Sikorsky calls it Matrix, which means nothing but it sounds cool.
What exactly is it?
Sikorsky’s automation work has been partially funded for several years by DARPA, which calls the program ALIAS, Aircrew Labor In-Cockpit Automation System.
Still don’t get it?
We’re talking a robotic co-pilot.
The idea is for the ALIAS systems of two aircraft to connect over a short-range, sharing data instantaneously, effectively letting each aircraft see through the others’ sensors and get a much bigger picture of the world, Breaking Defense reported.
Passing every bit and byte of data is impractical over a tactical datalink, so “we’re working on algorithms that allow us to synchronize the world models between all of these aircraft” so they can update each other while using minimal bandwidth, said Sikorsky Innovations director Igor Cherepinsky.
For example, two ALIAS helicopters coming in for a landing amidst a blinding dust storm could automatically warn each other of unexpected hazards and coordinate their movements to reroute around them and land safely, without hitting either the obstacles or each other, Breaking Defense reported.
Today that process would require a hasty back-and-forth over radio as pilots try to make sense of what their sensors are seeing and explain it; ALIAS could simply show both aircrews the same picture of their surroundings.
The ALIAS UH-60A is already flying and the ALIAS UH-60M will fly “sometime early next year,” Cherepinsky said. After that, the plan is for the two helicopters to fly together in formation – Army aircraft rarely go in harm’s way alone – as part of a major Army exercise if possible.
“We are hoping to get these two aircraft to participate together in some Army exercise, [not] just test for test’s sake,” Cherepinsky said.
A successful demonstration could pave the way both for upgrades across the entire helicopter fleet – not just Black Hawks – and for the next-generation Future Vertical Lift aircraft, Breaking Defense reported.
Installing fly-by-wire also makes it possible for a computer to fly the aircraft or help a human to do so, potentially preventing deadly accidents due to human error.
“Everything that’s happening here,” Sikorsky Innovations director Igor Cherepinsky told reporters this morning, “is going into both of our FVL vehicles – and not just our FVL vehicles, it’s going across our entire product line.”
The company is already working with Erickson to install ALIAS on civilian S-64 helicopters used to fight fires, Breaking Defense reported.
As early as 2018, Sikorsky was able to take a person with no pilot training, hand them a tablet, give them 45 minutes of instruction, and let them control an ALIAS-equipped helicopter.
At that point, the computer was the one really flying the aircraft; the human was just telling it where to go – and they didn’t have to be aboard the aircraft to do that.

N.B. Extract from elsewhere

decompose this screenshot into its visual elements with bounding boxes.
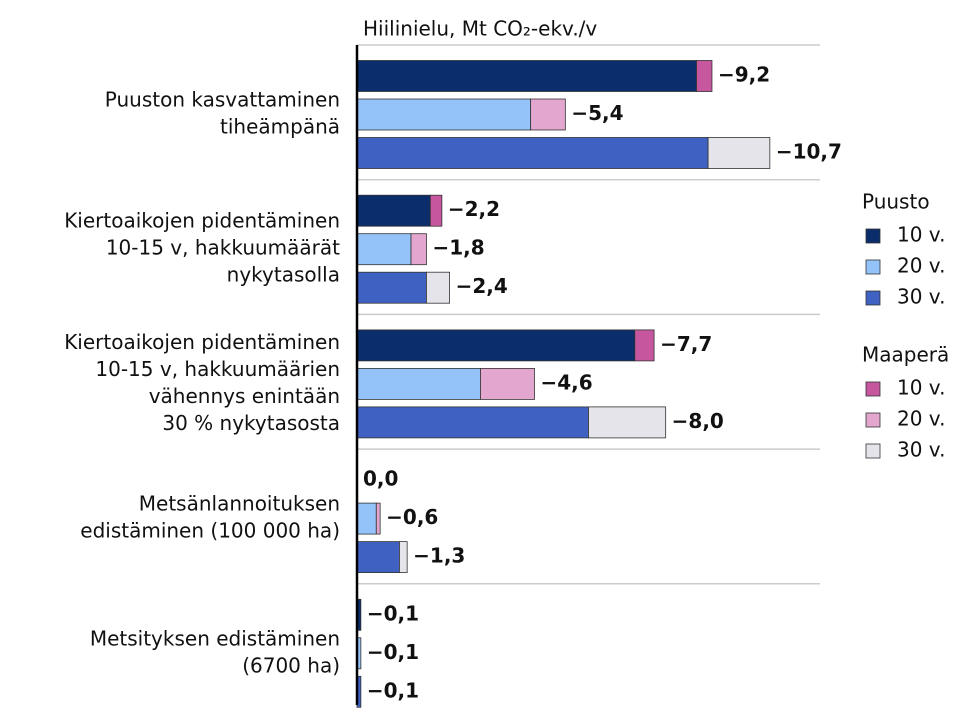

But replacing human pilots isn’t actually the primary goal of ALIAS. It’s designed to assist them, Breaking Defense reported.
Sometimes that may mean flying the aircraft while the crew rests, brainstorms tactics, or conducts mission planning. But sometimes it may mean helping them see through sandstorms and dust clouds by fusing sensor data into a clear picture of what’s ahead.
Or it may mean a human has their hands on the controls, but the computer can take over to avoid a collision or crash.
That combination of uninterrupted attention and split-second reaction times is something human brains don’t do well, but computers excel at.